20100727 reuters
CAIRO (Reuters) - Egyptair, the country's flagship carrier and one of Africa's largest airlines, will begin flying twice a week to south Sudan next month as Egypt seeks improved ties ahead of a planned 2011 referendum on secession.
The state-owned airline's flights to the southern capital Juba, will start on August 6, the company said on Tuesday, adding to its 26 flights a week to Khartoum.
"Expanding in Africa comes in line with a strategy to offer more services and investments in this continent, one of the fastest growing markets in the world," Hussein Massoud, chairman and chief executive officer of the Egyptair holding company, said in an emailed statement.
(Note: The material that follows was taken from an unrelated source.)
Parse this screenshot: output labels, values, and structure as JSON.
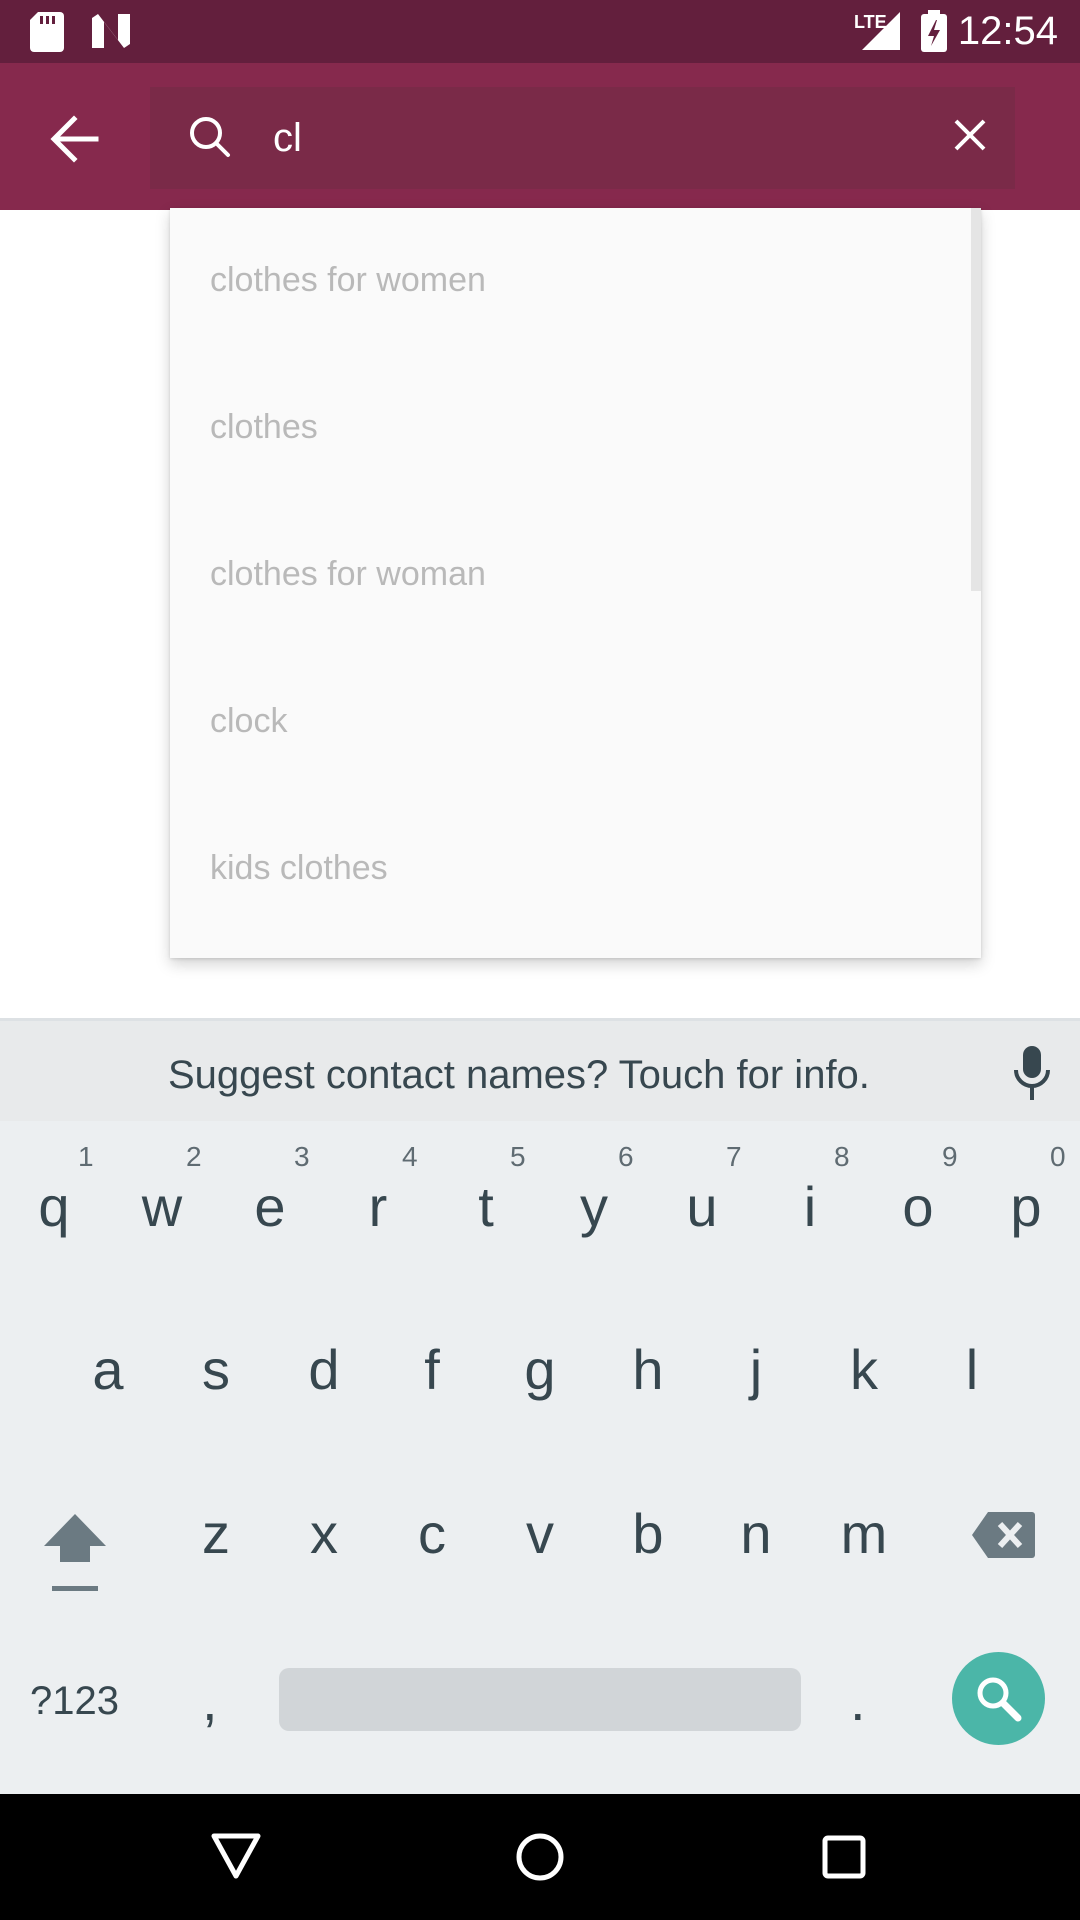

Egyptair, a member of the Star Alliance network, has also recently started flights to Dar es Salaam in Tanzania and Abuja in Nigeria.
"We have ambitious expansion plans and we will continue to seek new destinations in Africa and increase the frequency of flights," said Captain Alaa Ashour, chairman of the airline.
Egypt has been looking to improve ties with south Sudan ahead of a planned 2011 referendum that would determine whether the largely Christian and animist south can secede from the Muslim north.
The referendum was promised in a 2005 peace deal that ended Africa's longest civil war -- a decades-long conflict between north and south Sudan in which an estimated 2 million people were killed and 4 million forced to flee their homes.
Egypt said in July it would give the government of south Sudan a non-refundable grant of $300 million for water and electricity projects as it seeks to build goodwill among Nile Basin countries, the source of almost all its water.